Lyubov Popova, already an accomplished abstract artist, transitioned from painting for purely aesthetic purposes to the production of everyday life. Popova, in collaboration with Vervara Stepanova, created futuristic textile patterns for workers’ clothing, designed specifically to be seen while moving with functionality being a primary concern.
In the field of architecture, Moisei Ginzburg and Ignaty Milinis designed the Narkomfin building as a form of experimental housing contributing towards the socialization of culture and domestic labor. The plan was to create more communal spaces to serve as “social condensers” which would break down the divisions of bourgeois society. Notably, the living areas were shared by several families including collective kitchens, childcare, and laundry, with the intention of reducing labor time involved in these tasks, and also to liberate women from the traditional nuclear family structure.
Unfortunately, these revolutionary concepts were later negated in practice due to the conservative policies imposed on the Soviet Union under Stalin’s leadership. They nonetheless serve as an inspiration for the possibility of what can be achieved in transforming culture under socialism.
Learning from Examples
The socialist movement began with such “radical” demands as women’s liberation. Bourgeois society has kept women oppressed, but the socialist feminism movement has sought to eliminate the conditions which produce gender inequality through revolutionary change. By transforming the material reality that subjugates people who are gendered as women, these divisions will eventually wither away.

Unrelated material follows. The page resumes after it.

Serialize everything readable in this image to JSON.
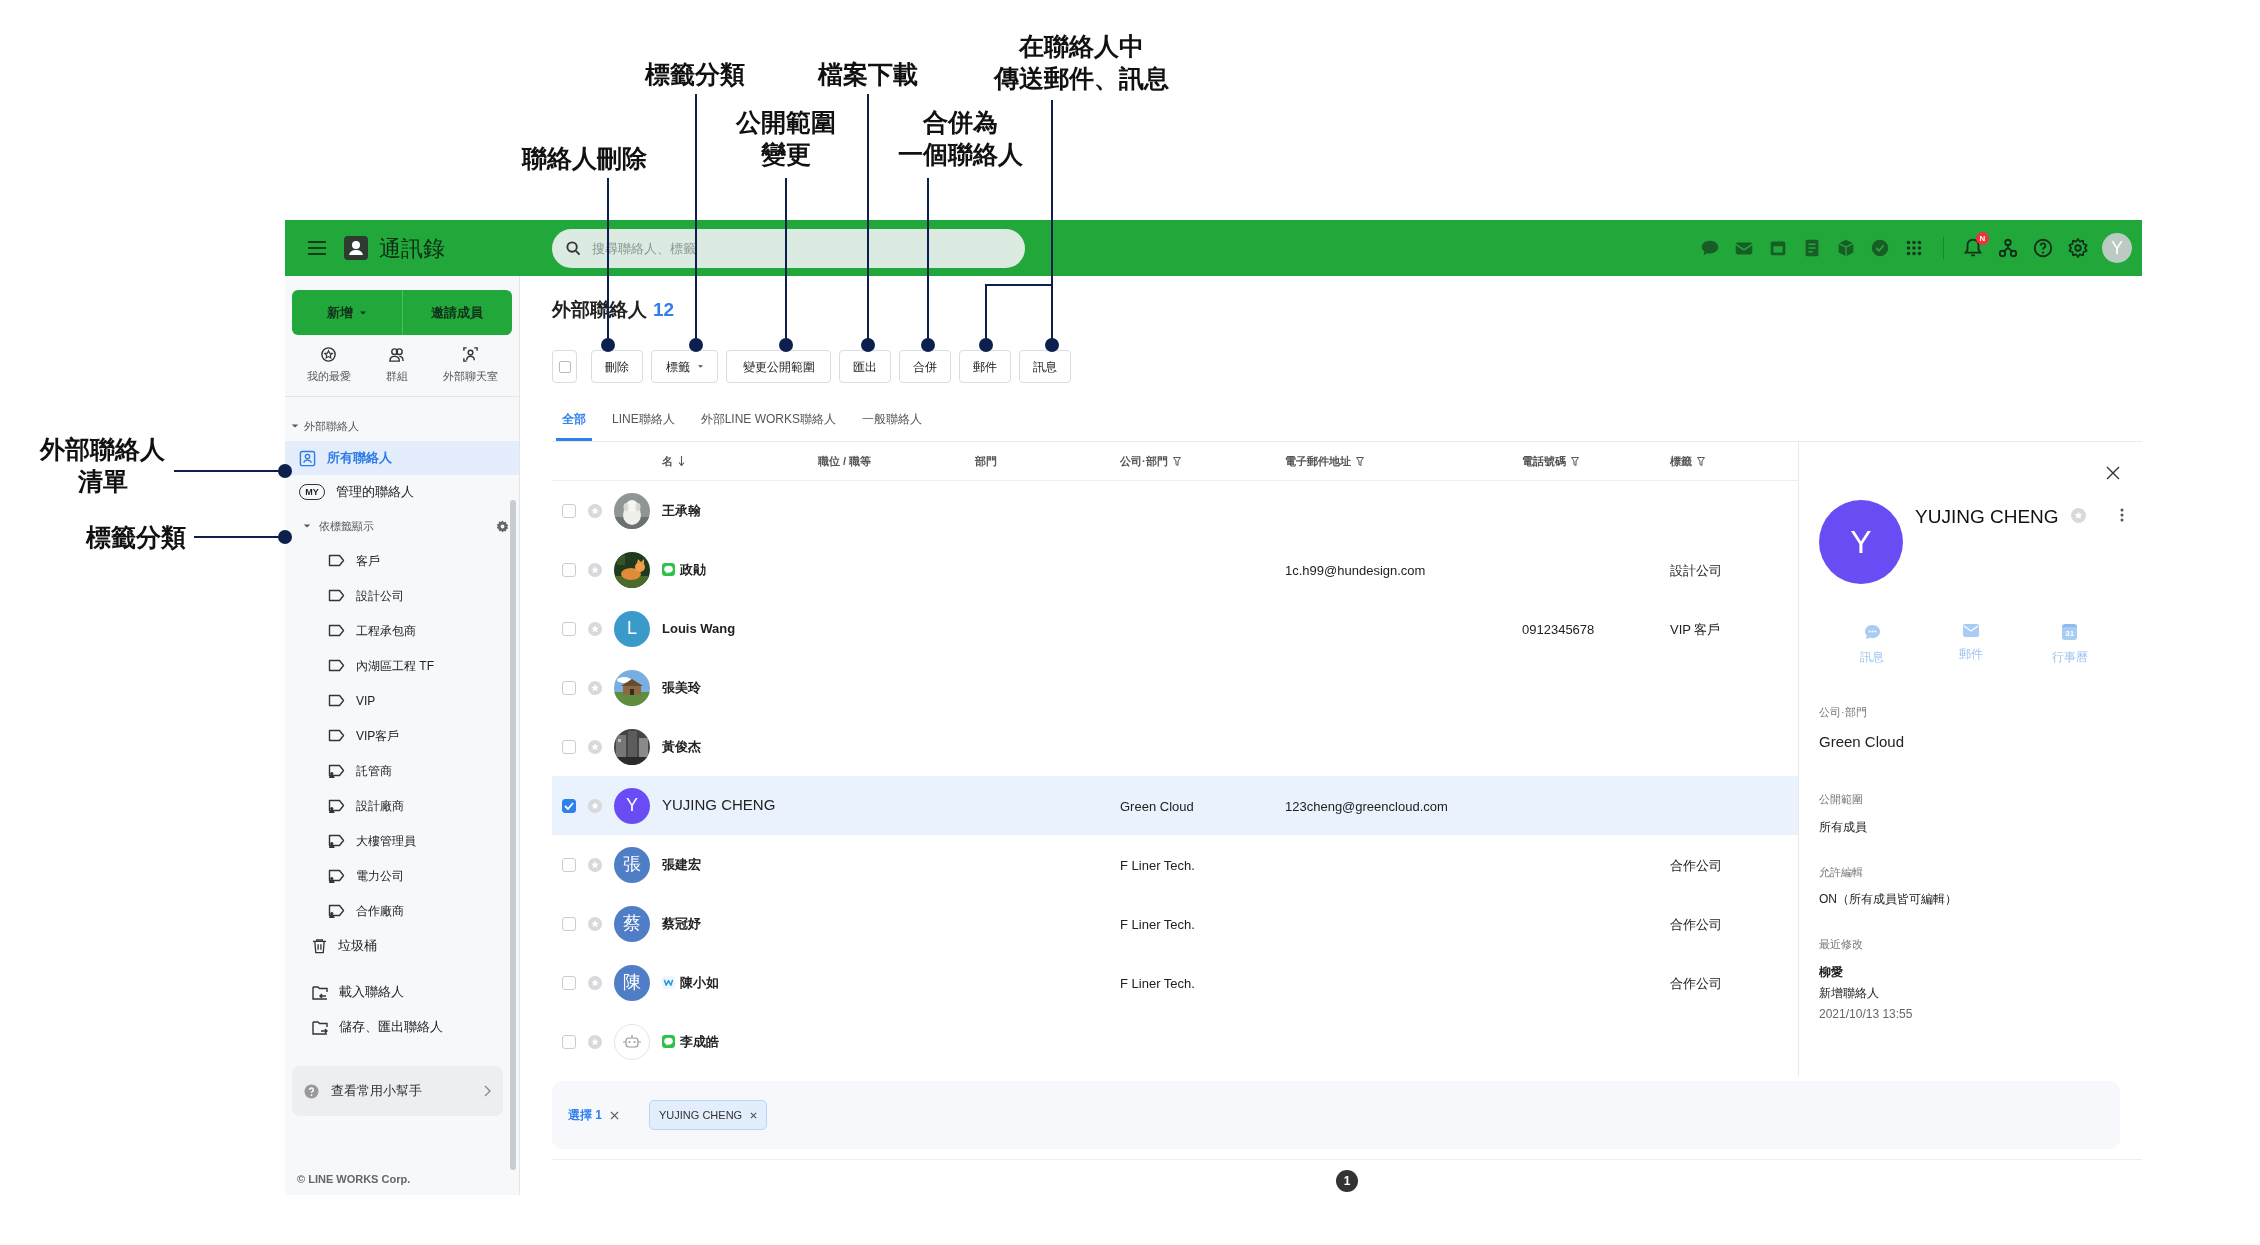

Throughout history, socialist feminists worked to produce a material basis for gender liberation by striving to create new forms of life. They attempted to accomplish this through, for example, the collectivization of reproductive labor. As scientific socialists, we can learn from these examples as we move to change the world ourselves, using such alternatives to take care of one another and advocate for a better system than currently exists under capitalism.